Why photons transfer to electrons perpendicular momentum? Linear antenna directed along z, photons (EM waves) propagate along x. Momentum of photons have only x component. Why electrons in antenna have z component of momentum?
 A: Photons are quanta of electromagnetic waves which are transverse so if the momentum of the photon goes in the $x$-direction, then the magnetic and electric fields are in the transverse $yz$-plane, for example $B$ may be in the $y$ direction and $E$ may be in the $z$ direction. Because the electric field accelerates charged particles in the same (or opposite) direction, electrons will be accelerated in the $z$ direction as well.

If the wave is unpolarized, about 50 percent of its energy will be composed of the wave above and 50 percent will be composed of the other way where the directions of $B,E$ are interchanged. This other wave won't be able to shake the electrons.
A: Maybe interesting for some to take this a bit further:
This classical behavior goes all the way down to single cycle laser pulses which ionize atoms by accelerating them in the direction transverse to the motion of the laser pulse. Make sure to look at the very interesting (Realplayer) video...
http://www.cfa.harvard.edu/itamp/attosecondpdfs/paulus.pdf
http://cfa-www.harvard.edu/dvlwrap/itamp/0311/paulus.ram

Why is this behavior still classical? 
(1) Because in this case even the single cycle of the ultrashort laser pulse has a wavelength much longer as the size of the field of the (bounded) electron.
(2) The single cycle laser pulse kicks the electron in one direction.
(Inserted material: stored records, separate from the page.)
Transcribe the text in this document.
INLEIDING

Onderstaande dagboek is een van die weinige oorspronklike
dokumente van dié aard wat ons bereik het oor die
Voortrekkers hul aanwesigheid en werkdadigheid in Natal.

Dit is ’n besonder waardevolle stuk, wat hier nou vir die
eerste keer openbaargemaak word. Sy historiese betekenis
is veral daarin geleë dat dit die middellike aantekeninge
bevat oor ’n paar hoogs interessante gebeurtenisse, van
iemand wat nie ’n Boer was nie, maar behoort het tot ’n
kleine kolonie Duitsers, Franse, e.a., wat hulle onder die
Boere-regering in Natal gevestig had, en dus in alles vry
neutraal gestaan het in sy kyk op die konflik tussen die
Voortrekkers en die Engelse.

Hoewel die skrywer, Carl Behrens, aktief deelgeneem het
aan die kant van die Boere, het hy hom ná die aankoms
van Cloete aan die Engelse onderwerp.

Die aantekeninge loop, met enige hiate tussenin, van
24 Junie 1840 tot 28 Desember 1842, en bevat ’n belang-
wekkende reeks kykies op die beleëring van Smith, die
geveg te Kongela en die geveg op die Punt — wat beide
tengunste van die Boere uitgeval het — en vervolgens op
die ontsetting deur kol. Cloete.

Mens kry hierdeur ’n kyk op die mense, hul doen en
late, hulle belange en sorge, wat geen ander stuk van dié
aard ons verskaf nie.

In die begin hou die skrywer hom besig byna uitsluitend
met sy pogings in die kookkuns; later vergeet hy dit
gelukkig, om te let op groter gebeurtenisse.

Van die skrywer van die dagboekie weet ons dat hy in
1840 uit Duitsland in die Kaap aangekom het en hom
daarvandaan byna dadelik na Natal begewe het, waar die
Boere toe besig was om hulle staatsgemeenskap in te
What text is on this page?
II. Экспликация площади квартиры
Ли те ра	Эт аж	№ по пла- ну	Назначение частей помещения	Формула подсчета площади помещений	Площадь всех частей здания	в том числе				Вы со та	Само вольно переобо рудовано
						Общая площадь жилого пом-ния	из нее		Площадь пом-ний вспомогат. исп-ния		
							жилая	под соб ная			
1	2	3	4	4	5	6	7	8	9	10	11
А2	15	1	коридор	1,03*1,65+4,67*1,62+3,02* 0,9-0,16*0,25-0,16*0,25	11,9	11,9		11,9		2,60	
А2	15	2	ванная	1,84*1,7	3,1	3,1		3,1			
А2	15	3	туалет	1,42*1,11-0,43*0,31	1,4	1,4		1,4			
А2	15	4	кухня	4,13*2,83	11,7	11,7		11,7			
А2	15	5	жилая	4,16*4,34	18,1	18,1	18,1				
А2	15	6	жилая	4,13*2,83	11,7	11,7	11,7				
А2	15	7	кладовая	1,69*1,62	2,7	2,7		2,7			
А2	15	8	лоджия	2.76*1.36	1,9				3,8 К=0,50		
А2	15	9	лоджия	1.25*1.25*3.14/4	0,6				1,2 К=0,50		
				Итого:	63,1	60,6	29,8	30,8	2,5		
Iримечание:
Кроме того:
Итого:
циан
When, how and why do we get quantum mechanical Compton scattering effects?
When: Mainly if the wavelength of radiation becomes smaller (e.g. x-ray) as the volume in which the electron is contained. 
How: The electron gets kicked in the direction parallel to the momentum of the photon.
Why: The electron can self-interfere when going from an initial state $\psi_i$ to a final state $\psi_f$. The interference current is a sinusoidal pattern of alternating charge and spin density with the same wavelength and direction as the incoming photon. The direction of the electron spin is essential in the interaction because it is the effective current from the alternating spin density which is the source of an alternating transverse electromagnetic field which compensates the electromagnetic field of the incoming photon: The photon is absorbed. Finally, the state of the electron after absorbing the photon isn't that of a free electron and another transition takes place under the emission of an outgoing photon which leaves the electron in a free (on-the-mass-shell) state. The math which describes these processes corresponds to the tree-level Feynman diagrams of the interaction 
Regards, Hans
A: The electrons in the antenna are moving perpendicular to the direction of motion of the emitted radiation. This is natural for a transverse wave. Since light is a transverse wave, as shown by Luboš Motl's beautiful graphic, there's nothing surprising here.
A: There are 2 different effects of the EM waves:


*

*Acceleration of charges due to EM field

*Radiation pressure of the EM field


If the EM wave propagates along x direction and your antenna is along the z direction, then electrons will be driven along the antenna by the electric field. On the other hand, the antenna will also receive an overall impact (momentum) along the x direction because of the radiation pressure (which does not affect the antenna practically since its effect is tiny and the antenna is fastened).
It is also worth pointing out that there are 2 descriptions of radiation:


*

*the classical description (EM waves) and 

*the quantum description (photons) 


The quantum description is more general. Both pictures are identical only in the limit of so many photons. Electromagnetic waves can be described in terms of photons, but individual photons cannot be described in terms of electromagnetic waves. Photons description is more fundamental.